With that in mind, let us discuss Going Clear, an HBO documentary whose claim to fame is to do with it getting aired despite of all the litigation threats that go with airing material critical of Scientology. Structure wise, the documentary covers the history of L. Ron Hubbard, inventor and founder of the movement. Then – mainly through interviews with ex Scientologists – Going Clear tracks the movement’s history and handling of itself and the world around it up to our present day. Let’s just say the picture coming through is not a rosy one: it’s a picture of corruption, the usual case of a cult that’s there for power and money, a cult that will tread on people to achieve that. Special focus is dedicated to the cult’s handling of its most famous members, John Travolta and Tom Cruise.

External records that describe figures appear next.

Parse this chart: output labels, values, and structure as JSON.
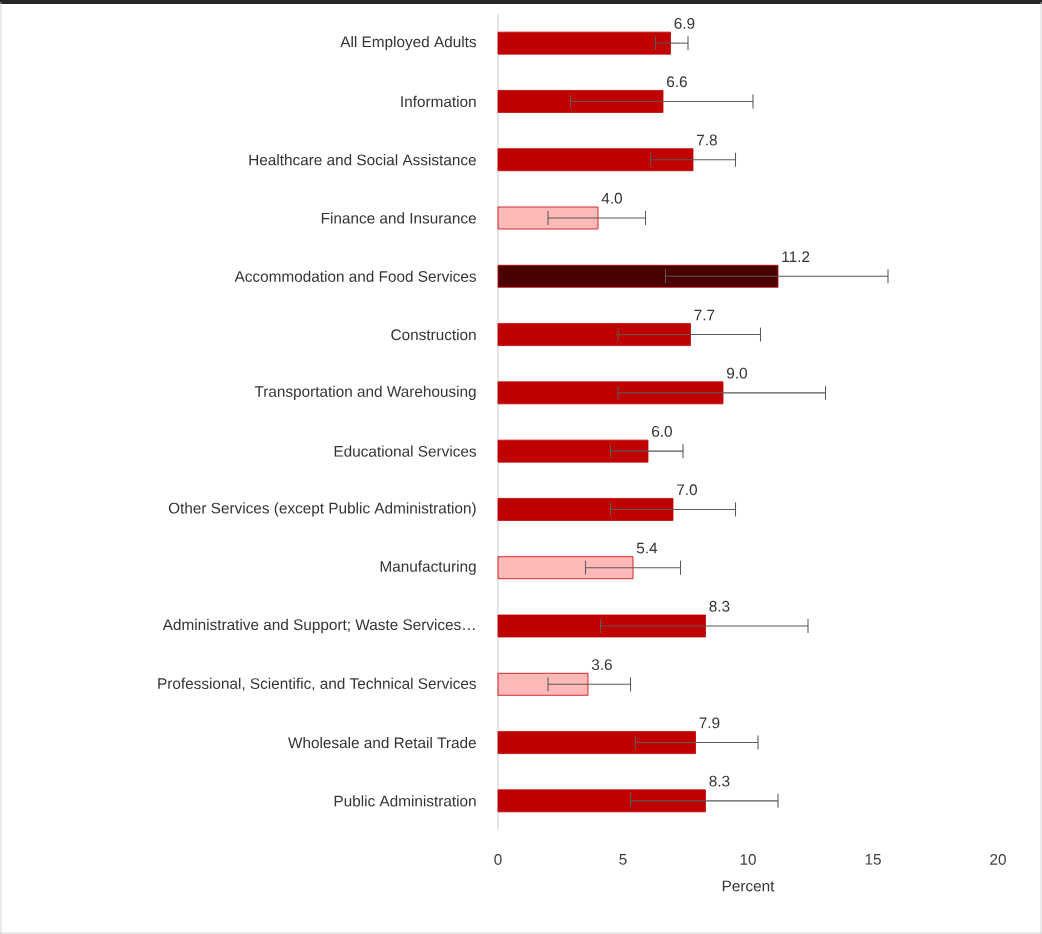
{
  "chart_data": {
    "type": "bar",
    "orientation": "horizontal",
    "xlabel": "Percent",
    "categories": [
      "All Employed Adults",
      "Information",
      "Healthcare and Social Assistance",
      "Finance and Insurance",
      "Accommodation and Food Services",
      "Construction",
      "Transportation and Warehousing",
      "Educational Services",
      "Other Services (except Public Administration)",
      "Manufacturing",
      "Administrative and Support; Waste  Services…",
      "Professional, Scientific, and Technical Services",
      "Wholesale and Retail Trade",
      "Public Administration"
    ],
    "values": [
      6.9,
      6.6,
      7.8,
      4.0,
      11.2,
      7.7,
      9.0,
      6.0,
      7.0,
      5.4,
      8.3,
      3.6,
      7.9,
      8.3
    ],
    "value_labels": [
      "6.9",
      "6.6",
      "7.8",
      "4.0",
      "11.2",
      "7.7",
      "9.0",
      "6.0",
      "7.0",
      "5.4",
      "8.3",
      "3.6",
      "7.9",
      "8.3"
    ],
    "errors": [
      [
        6.3,
        7.6
      ],
      [
        2.9,
        10.2
      ],
      [
        6.1,
        9.5
      ],
      [
        2.0,
        5.9
      ],
      [
        6.7,
        15.6
      ],
      [
        4.8,
        10.5
      ],
      [
        4.8,
        13.1
      ],
      [
        4.5,
        7.4
      ],
      [
        4.5,
        9.5
      ],
      [
        3.5,
        7.3
      ],
      [
        4.1,
        12.4
      ],
      [
        2.0,
        5.3
      ],
      [
        5.5,
        10.4
      ],
      [
        5.3,
        11.2
      ]
    ],
    "colors": [
      "#c00000",
      "#c00000",
      "#c00000",
      "#ffb9b9",
      "#4a0000",
      "#c00000",
      "#c00000",
      "#c00000",
      "#c00000",
      "#ffb9b9",
      "#c00000",
      "#ffb9b9",
      "#c00000",
      "#c00000"
    ],
    "xlim": [
      0,
      20
    ],
    "xticks": [
      0,
      5,
      10,
      15,
      20
    ]
  }
}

As to answering the magic question of “how did it come down to that”, Going Clear provides two answers. First, it claims Scientology mirrors the mind of its creator, and that creator was not the healthiest mind around. And second, Scientology was dealt an ace from the American government when the IRS, the ultimate decision maker in matters of theology, declared it to be a religion and thus tax exempt. That last point, it is argued, is all it takes to explain the existence of this financial juggernaut in today's landscape.
There can be no doubt as to the side Going Clear takes in this far from impartial documentary. That position can be defended by Scientology's refusal to participate in affairs, but let us not be around the bush here; commons sense prevails. Thus I will argue Going Clear does feel rather slow and tedious. Still, we do need Going Clear to fill in the details.
Overall: If you seek to understand the roots and evolution of Scientology, Going Clear is the way to go. 3 out of 5 crabs.